Per quanto invece attiene alle operazioni che possono incidere sui saldi del bilancio 2020 vanno evidenziate le opportunità delineate dal Decreto di Agosto (DL 104/2020), ovvero:

  • la sterilizzazione degli ammortamenti;
  • la rivalutazione dei beni d’impresa.

I commi da 7-bis a 7-quinquies dell’articolo 60 del decreto concedono, ai soggetti che non adottano i principi contabili internazionali, la facoltà di non imputare in bilancio una quota fino al 100% degli ammortamenti delle immobilizzazioni immateriali e materiali di competenza dell’esercizio 2020 (esercizio in corso al 15 agosto 2020), a condizione di iscrivere una riserva indisponibile di pari valore nel patrimonio della società. In buona sostanza, quindi, le società interessate potranno ridurre o azzerare la quota di ammortamento relativa al 2020, migliorando il risultato economico dell’anno. In merito occorre osservare come, a seconda della tipologia del bene cui l’operazione è riferita, l’ammortamento sospeso dovrà essere recuperato secondo una duplice modalità:

  • nel caso in cui la vita utile del bene possa essere ragionevolmente allungata il piano di ammortamento slitterà di un anno;
  • nel caso in cui, invece, non sia possibile aggiornare la vita utile del bene (si pensi, ad esempio, al caso di una licenza con durata limitata) occorrerà spalmare la quota sospesa sugli anni residui.

 

Anche in questo caso si dovranno indicare le ragioni dell’esercizio dell’opzione nella nota integrativa, specificandone gli effetti patrimoniali, finanziari e sul risultato economico dell’esercizio. Sul piano fiscale, invece, le imprese interessate potranno godere della deduzione delle relative quote seguendo il piano di ammortamento originario (e, quindi, deducendo nel 2020 anche le quote sospese).

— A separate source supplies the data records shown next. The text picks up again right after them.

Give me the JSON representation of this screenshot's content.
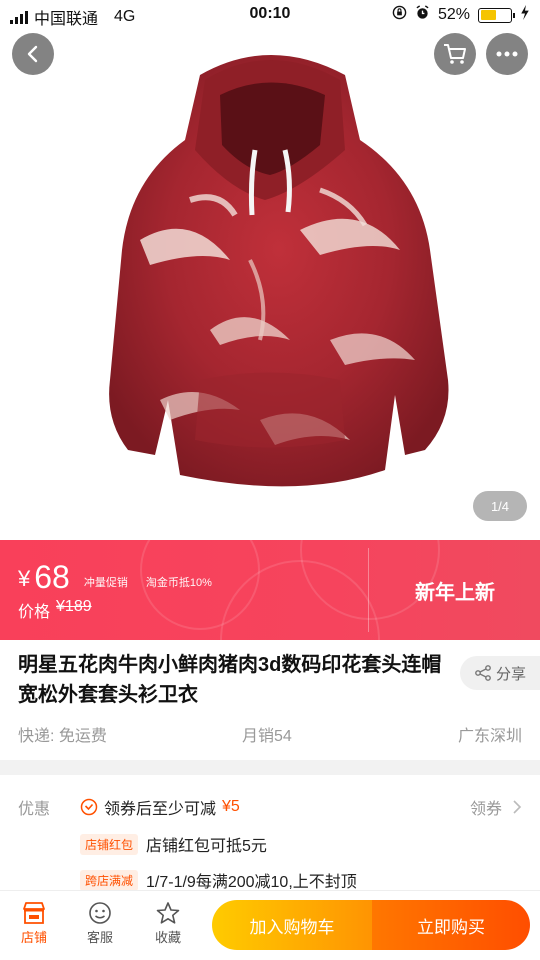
{
  "status_bar": {
    "carrier": "中国联通",
    "network": "4G",
    "time": "00:10",
    "battery_percent": "52%",
    "battery_level": 0.52
  },
  "gallery": {
    "image_alt": "hoodie",
    "page_indicator": "1/4"
  },
  "price_banner": {
    "currency": "¥",
    "price": "68",
    "tags": [
      "冲量促销",
      "淘金币抵10%"
    ],
    "original_label": "价格",
    "original_price": "¥189",
    "promo_text": "新年上新",
    "colors": {
      "background": "#f6445d",
      "text": "#ffffff"
    }
  },
  "product": {
    "title": "明星五花肉牛肉小鲜肉猪肉3d数码印花套头连帽宽松外套套头衫卫衣",
    "share_label": "分享",
    "shipping": "快递: 免运费",
    "monthly_sales": "月销54",
    "location": "广东深圳"
  },
  "coupons": {
    "label": "优惠",
    "coupon_text": "领券后至少可减",
    "coupon_amount": "¥5",
    "claim_label": "领券",
    "rows": [
      {
        "tag": "店铺红包",
        "text": "店铺红包可抵5元"
      },
      {
        "tag": "跨店满减",
        "text": "1/7-1/9每满200减10,上不封顶"
      }
    ]
  },
  "bottom_bar": {
    "shop_label": "店铺",
    "service_label": "客服",
    "favorite_label": "收藏",
    "add_to_cart_label": "加入购物车",
    "buy_now_label": "立即购买",
    "accent_color": "#ff5000"
  }
}
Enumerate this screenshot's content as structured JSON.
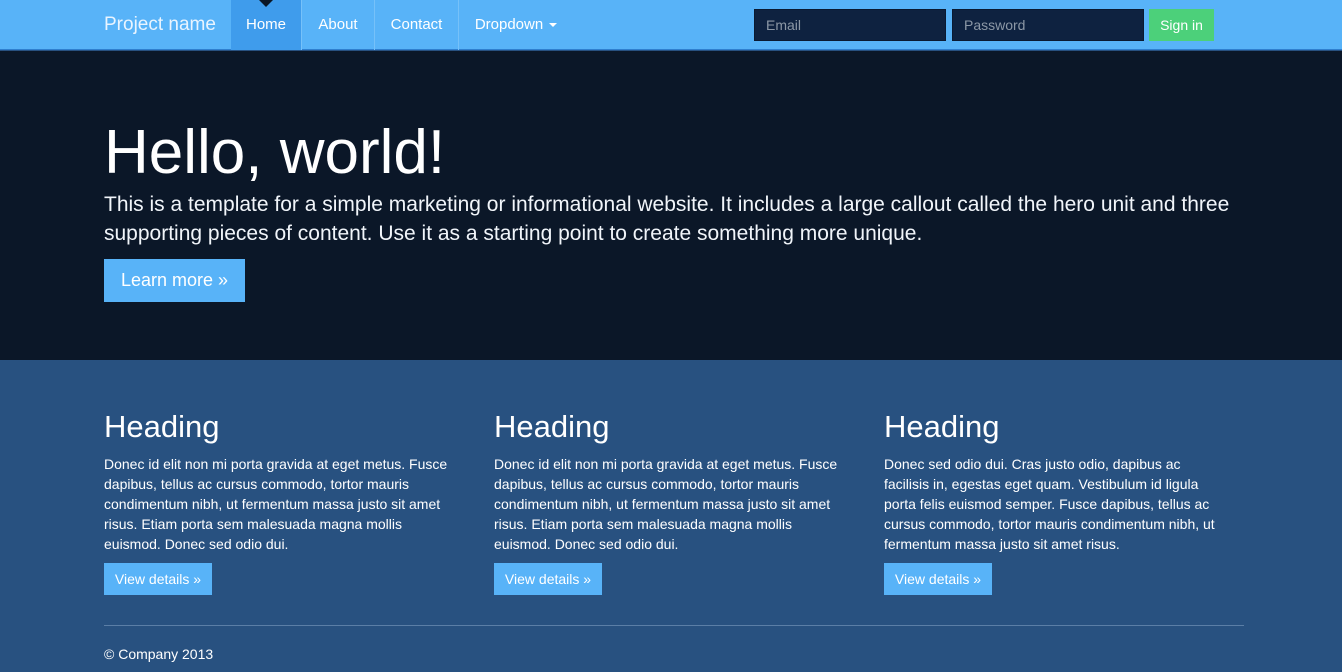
{
  "navbar": {
    "brand": "Project name",
    "items": [
      {
        "label": "Home",
        "active": true
      },
      {
        "label": "About",
        "active": false
      },
      {
        "label": "Contact",
        "active": false
      },
      {
        "label": "Dropdown",
        "active": false
      }
    ],
    "email_placeholder": "Email",
    "password_placeholder": "Password",
    "signin_label": "Sign in"
  },
  "hero": {
    "title": "Hello, world!",
    "text": "This is a template for a simple marketing or informational website. It includes a large callout called the hero unit and three supporting pieces of content. Use it as a starting point to create something more unique.",
    "button_label": "Learn more »"
  },
  "columns": [
    {
      "heading": "Heading",
      "text": "Donec id elit non mi porta gravida at eget metus. Fusce dapibus, tellus ac cursus commodo, tortor mauris condimentum nibh, ut fermentum massa justo sit amet risus. Etiam porta sem malesuada magna mollis euismod. Donec sed odio dui.",
      "button_label": "View details »"
    },
    {
      "heading": "Heading",
      "text": "Donec id elit non mi porta gravida at eget metus. Fusce dapibus, tellus ac cursus commodo, tortor mauris condimentum nibh, ut fermentum massa justo sit amet risus. Etiam porta sem malesuada magna mollis euismod. Donec sed odio dui.",
      "button_label": "View details »"
    },
    {
      "heading": "Heading",
      "text": "Donec sed odio dui. Cras justo odio, dapibus ac facilisis in, egestas eget quam. Vestibulum id ligula porta felis euismod semper. Fusce dapibus, tellus ac cursus commodo, tortor mauris condimentum nibh, ut fermentum massa justo sit amet risus.",
      "button_label": "View details »"
    }
  ],
  "footer": {
    "text": "© Company 2013"
  },
  "colors": {
    "navbar_bg": "#58b3f8",
    "hero_bg": "#0b1728",
    "content_bg": "#285180",
    "primary_button": "#58b3f8",
    "success_button": "#4cd07a"
  },
  "icons": {
    "dropdown_caret": "caret-down-icon"
  }
}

L’articolo 110 dello stesso decreto, infine, consente a società di capitali e cooperative che non adottano i principi contabili internazionali di rivalutare beni d’impresa e partecipazioni iscritti nel bilancio dell’esercizio in corso al 31 dicembre 2019. Sul piano contabile la rivalutazione, che potrà essere eseguita esclusivamente nel bilancio dell’esercizio successivo (ovvero quello in corso al 31 dicembre 2020), comporta l’iscrizione di una riserva di pari valore nel patrimonio netto.

L’impresa potrà eseguire tale rivalutazione distintamente su ciascun bene, ad un valore massimo coincidente con quello di mercato, secondo tre diverse metodologie:

  • rivalutazione del costo storico;
  • riduzione del fondo ammortamento;
  • rivalutazione del costo storico e del fondo ammortamento.

Sul piano tributario l’impresa interessata potrà optare sia per l’affrancamento, anche parziale, della rivalutazione mediante il versamento di una imposta sostitutiva del 10%, sia per il riconoscimento del maggior valore ai fini fiscali tramite il pagamento di una imposta sostitutiva del 3%.

Nel complesso, quindi, se il 2020 può essere considerato l’annus horribilis (anche) per il sistema economico del nostro Paese, verosimilmente le deroghe ai principi contabili messe in campo dalla legislazione emergenziale potranno alleviare gli effetti negativi della pandemia sui saldi di bilancio, anche se per valutarne la concreta efficacia presumibilmente occorrerà attendere il termine dell’emergenza sanitaria.